De acordo com a Proteste, todos os preços foram coletados entre os dias 1 e 7 de abril de 2022. No total, foram levantados preços de 100 estabelecimentos, entre as zonas sul, norte, oeste, leste e centro da cidade de São Paulo. Ao todo, foram coletados 100 preços.

“Se esta diferença for multiplicada para os dias úteis do mês (22 dias em média para o ano de 2022), nos quais normalmente as pessoas fazem refeições fora de casa, em um mês a diferença chega a R$ 398,20. Nesta lógica, em um ano, a economia é de até R$ 4.380,20, considerando 11 meses, visto que o trabalhador tem um mês de férias no ano”, analisou a Proteste.

A Proteste comparou ainda os valores dentro do mesmo estabelecimento.

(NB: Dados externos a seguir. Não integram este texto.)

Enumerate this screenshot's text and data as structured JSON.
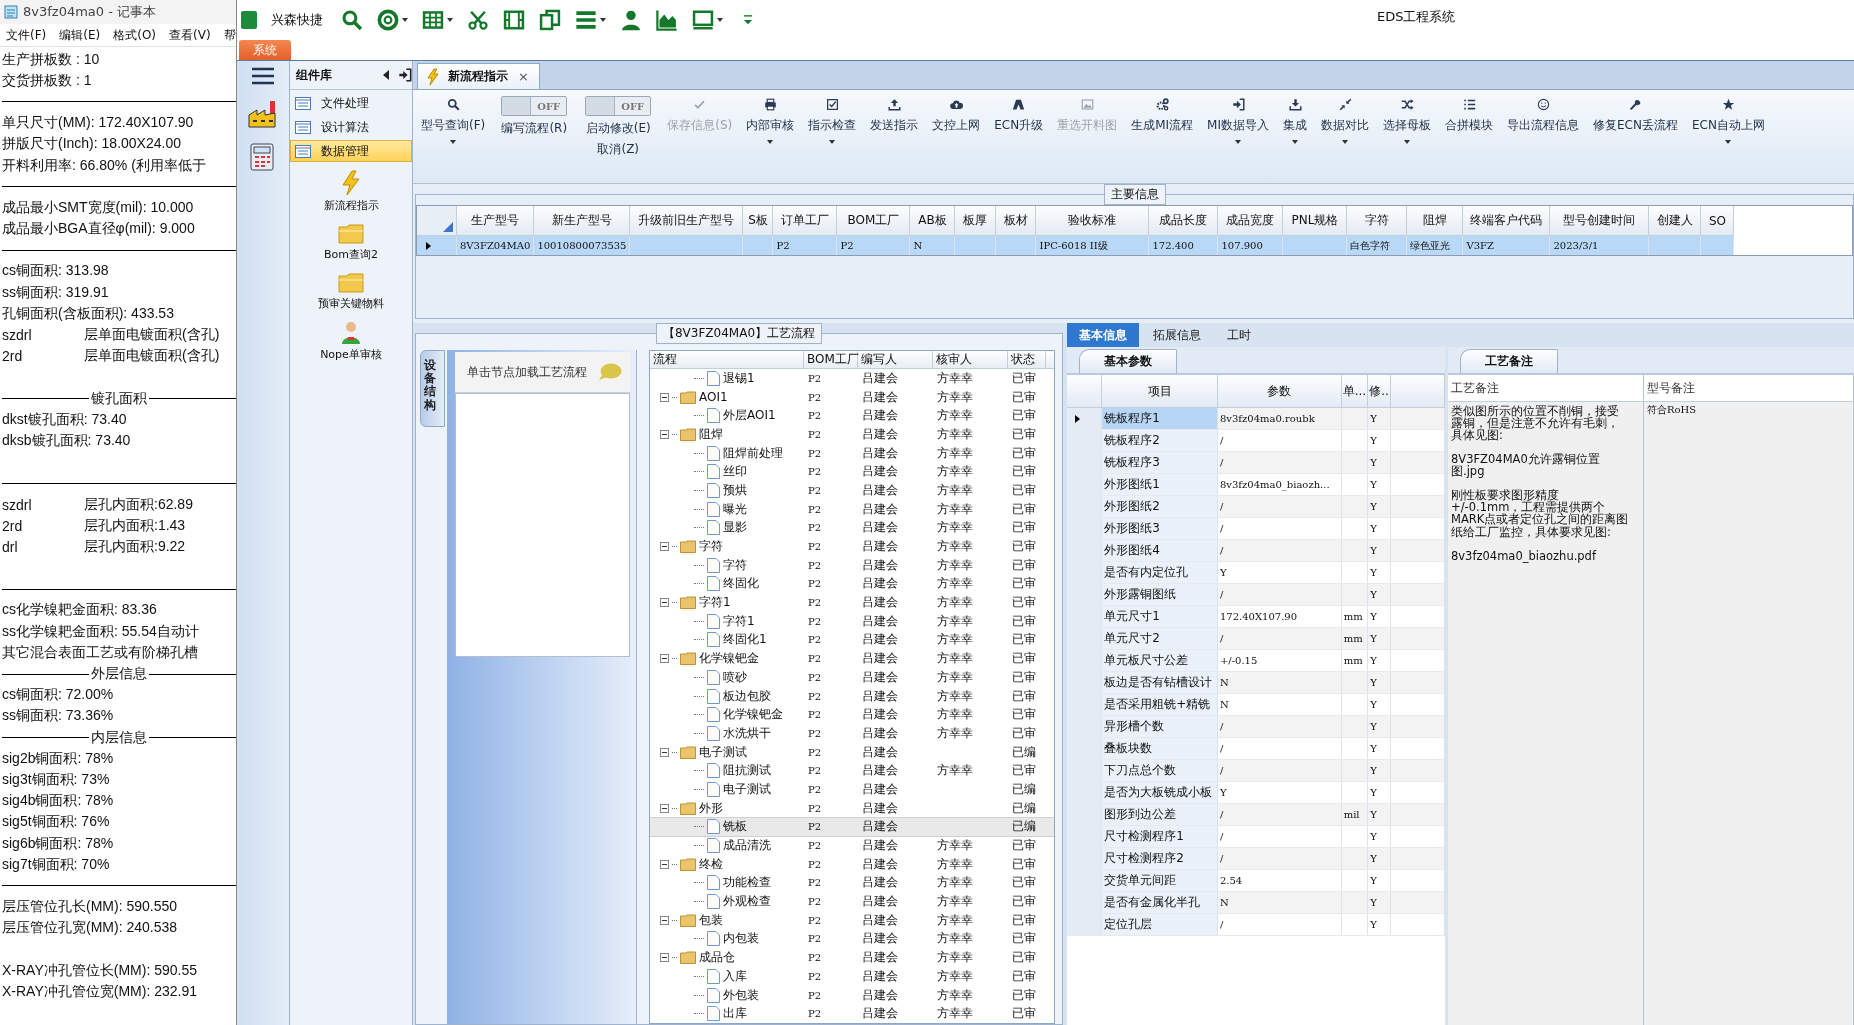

Em um dos locais, o prato mais caro custou R$ 23,90, enquanto que o mais barato foi R$13,90, ao trocar a proteína da mais cara, a carne, para a mais barata, frango. “Isso resulta em uma diferença de R$ 10, que em um mês geraria uma economia de R$ 220, e simulando para um ano, a diferença é de R$ 2.420”, avaliou a entidade.

Quando avaliados os preços médios da capital paulista, a região com a maior média é a sul (R$ 21,08), seguida da leste (R$ 20,56), centro (R$ 20,42), oeste (R$ 20,18) e norte (R$ 18,80).

Como economizar?

Segundo a Proteste, as recomendações para economizar na hora de fazer a refeição fora de casa incluem se informar sobre programas de fidelidade; fazer um convênio entre sua empresa e um restaurante; evitar adquirir bebidas; passear mais pela região para conhecer novos locais; consultar o garçom, já que muitas opções mais baratas não estão no cardápio; levar comida de casa; e pesquisar nos aplicativos de entrega.